4. The ending is hard to swallow for a lot of people, I think, because
it's more of an epilogue than a proper ending, and thus it feels "tacked
on."  The kneejerk cynical response is to assume that Speilberg simply
couldn't resist the urge to add a "happy ending."  I don't think it's
really a happy ending--not unless you redefine happiness, which is
actually one of the core issues of the movie.  (A-ha!  A lightbulb goes
on...)

5. What it is, actually, is a comment on the nature of happiness, on what
it means to get what we want.  But despite the soft focus, despite the
fairy-tale voiceover, the ending is not a happy one...not for the human
race, anyway.  It is happy only to the extent that happiness, and human
good, can be reduced to a rather simple robotic algorithm--or a marketing 
campaign.

I'll have more to say, but I have to think some more.

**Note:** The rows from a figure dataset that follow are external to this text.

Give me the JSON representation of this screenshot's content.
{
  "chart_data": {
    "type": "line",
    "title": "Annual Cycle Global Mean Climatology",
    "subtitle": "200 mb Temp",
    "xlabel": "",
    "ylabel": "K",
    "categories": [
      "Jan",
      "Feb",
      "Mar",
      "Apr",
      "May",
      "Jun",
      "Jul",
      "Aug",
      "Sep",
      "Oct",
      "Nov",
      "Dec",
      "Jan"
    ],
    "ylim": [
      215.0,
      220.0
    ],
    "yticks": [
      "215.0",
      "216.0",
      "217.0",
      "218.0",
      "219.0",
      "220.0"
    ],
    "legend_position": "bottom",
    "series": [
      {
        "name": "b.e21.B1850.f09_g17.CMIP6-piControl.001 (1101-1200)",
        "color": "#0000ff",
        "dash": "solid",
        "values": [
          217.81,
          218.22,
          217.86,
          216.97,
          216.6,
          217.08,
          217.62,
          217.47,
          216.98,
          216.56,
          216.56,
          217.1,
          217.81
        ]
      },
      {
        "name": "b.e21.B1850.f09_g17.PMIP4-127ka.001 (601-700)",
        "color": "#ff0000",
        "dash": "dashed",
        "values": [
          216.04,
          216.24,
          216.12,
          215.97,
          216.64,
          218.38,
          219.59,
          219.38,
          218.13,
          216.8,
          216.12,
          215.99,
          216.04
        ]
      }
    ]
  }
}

One parting thought,
though:  the form of artificial intelligence being examined by the movie
isn't just the robot boy's artificial brain.  Human understanding is on
trial, and the verdict isn't reassuring.  At least, not at first glance.
If Blade Runner is grim, A.I. takes at least one step beyond that level,
which makes it as good and as important as best SF films to date.

Marvin Long
Austin, Texas

Nuke the straight capitalist wildebeests for Buddha!